Old Cape Cod

Well, I’m back from my vacation on Cape Cod.  So, your respite from the blog is over–it’s back to work, both for me and for you.  My condolences.

But what if I need to vent?

But what if I need to vent?

For our vacation, Yduj and I rented a lovely little cottage located on a dead-end road that terminated at an inlet to the sea.  We were only about 1/2 mile from a gorgeous ocean beach. Apparently, it was so beautiful that several hundred thousand people agreed and decided it would be a good place to spend the day. So, even though the beach was very nearby, once there, we had to hike a ways to get to some reasonable solitude.  All while carrying more paraphernalia than I care to admit to.  I couldn’t keep an image of a pack mule from donkeying across my mind whenever I made the trek.

Vacationing can often be a reinforcement . . . or maybe more accurately, a reminder of the differences couples have.  For example, Yduj much prefers bay beaches; primarily because the water is much more inviting. Not nearly as cold as the ocean and easier to navigate getting in and out. I, on the other hand, am drawn to the ocean.  Whether I make it into the water is of little consequence . .  just the wildness of the surf absorbs me.  Which leads me to another real difference in our preferences that got highlighted from time to time.  I can sit for long periods of time on the beach either reading or pretending to read.  Or just staring out at the horizon.  Yduj is less happy with that . . . which, as you might imagine can lead to, if not conflict maybe a little strain.  I self-righteously justify what appears to be laziness by casting myself as the embodiment of Newton’s First Law of Motion which states that a body at rest tends to stay at rest.  Why would I want to flout one of the basic tenets of physics? Especially, while on vacation.  Yet, despite our different sensibilities in these areas, we managed enough compromise to keep both of us satisfied.

Prior to going away, I had gotten myself a new bathing suit.  Of course, I didn’t pay enough attention when buying it, so I was a little discomfited when I put it on and discovered that it didn’t have an elastic waistband but instead had a velcro fly and waist closure.  The main problem with this arrangement was that when I peed at a urinal and then closed the velcro, I had to pat my front down to close the fly. Doing that looked very much as if I were playing with myself.  Now, Cape Cod is not Park Slope. And I have enough problems without worrying about being hauled before some local magistrate for indecent and lewd behavior.  So, I took to wearing an older, more conventional suit.

But one day we were at the beach (a bay beach–big surprise!) and I had to go to the public bathroom.  I was at the urinal and all of sudden I heard a ripping sound next to me.  I’d know that sound anywhere–and sure enough, the guy next to me had a velcro fly!  I would have looked to see how he handled closing up but you know, Cape Cod is not Park Slope and . .   well, you know the rest.

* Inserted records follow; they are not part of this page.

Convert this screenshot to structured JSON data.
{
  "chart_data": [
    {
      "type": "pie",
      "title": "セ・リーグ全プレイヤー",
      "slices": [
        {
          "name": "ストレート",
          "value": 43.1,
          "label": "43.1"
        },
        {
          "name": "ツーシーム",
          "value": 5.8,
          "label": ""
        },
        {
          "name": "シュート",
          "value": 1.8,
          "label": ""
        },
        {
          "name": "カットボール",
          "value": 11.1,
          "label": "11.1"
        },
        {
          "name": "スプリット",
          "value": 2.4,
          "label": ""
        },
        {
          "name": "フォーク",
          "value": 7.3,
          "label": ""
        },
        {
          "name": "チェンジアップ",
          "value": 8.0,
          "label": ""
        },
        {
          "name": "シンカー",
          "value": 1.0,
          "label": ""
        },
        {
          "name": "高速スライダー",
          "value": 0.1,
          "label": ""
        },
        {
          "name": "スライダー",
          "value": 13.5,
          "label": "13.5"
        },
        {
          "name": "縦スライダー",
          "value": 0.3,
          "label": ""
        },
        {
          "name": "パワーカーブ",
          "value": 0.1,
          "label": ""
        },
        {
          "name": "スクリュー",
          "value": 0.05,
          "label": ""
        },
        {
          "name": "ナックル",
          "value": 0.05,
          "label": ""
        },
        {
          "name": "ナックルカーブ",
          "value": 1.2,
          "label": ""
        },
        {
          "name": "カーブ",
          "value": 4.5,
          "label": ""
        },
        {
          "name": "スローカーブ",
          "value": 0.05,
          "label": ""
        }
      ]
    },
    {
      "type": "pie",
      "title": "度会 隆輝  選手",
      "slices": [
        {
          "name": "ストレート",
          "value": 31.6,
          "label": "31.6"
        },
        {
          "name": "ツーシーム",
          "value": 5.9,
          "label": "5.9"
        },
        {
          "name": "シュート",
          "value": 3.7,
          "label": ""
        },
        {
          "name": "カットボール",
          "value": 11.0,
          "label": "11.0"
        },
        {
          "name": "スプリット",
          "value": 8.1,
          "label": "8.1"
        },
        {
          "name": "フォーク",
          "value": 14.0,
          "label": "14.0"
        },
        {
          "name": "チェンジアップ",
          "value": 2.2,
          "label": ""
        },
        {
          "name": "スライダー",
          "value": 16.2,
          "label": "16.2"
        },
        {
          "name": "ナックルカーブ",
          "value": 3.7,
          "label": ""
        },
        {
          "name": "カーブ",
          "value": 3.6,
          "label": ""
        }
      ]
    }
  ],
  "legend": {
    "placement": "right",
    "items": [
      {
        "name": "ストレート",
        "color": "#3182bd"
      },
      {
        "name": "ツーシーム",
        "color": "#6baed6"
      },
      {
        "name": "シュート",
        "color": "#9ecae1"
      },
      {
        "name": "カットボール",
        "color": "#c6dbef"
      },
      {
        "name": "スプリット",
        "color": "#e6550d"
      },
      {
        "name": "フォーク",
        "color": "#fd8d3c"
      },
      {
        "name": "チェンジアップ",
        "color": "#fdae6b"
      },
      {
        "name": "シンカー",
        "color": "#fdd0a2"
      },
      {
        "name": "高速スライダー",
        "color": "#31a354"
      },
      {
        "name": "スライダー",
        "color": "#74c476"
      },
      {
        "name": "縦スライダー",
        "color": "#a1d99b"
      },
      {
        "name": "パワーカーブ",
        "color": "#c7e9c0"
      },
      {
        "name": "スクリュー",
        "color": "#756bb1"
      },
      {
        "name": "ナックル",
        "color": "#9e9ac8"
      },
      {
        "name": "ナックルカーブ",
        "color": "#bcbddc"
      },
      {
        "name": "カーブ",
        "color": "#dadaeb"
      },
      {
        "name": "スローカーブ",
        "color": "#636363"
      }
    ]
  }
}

But I did pay attention to the guy after he finished up and watched him go to the sink to wash his hands. Now here’s the weird thing: the floors of the bathroom (or any beach public bathroom for that matter) were pretty disgusting.  This one was particularly vile. And this guy was barefoot. (I was wearing flip flops and thought I’d have to throw those out after walking on that floor.)  And he’s busy washing his hands from possibly a drop of pee while he’s ankle-deep in god knows what.  But then again, what do you expect from someone dopey enough to own a bathing suit with a velcro fly?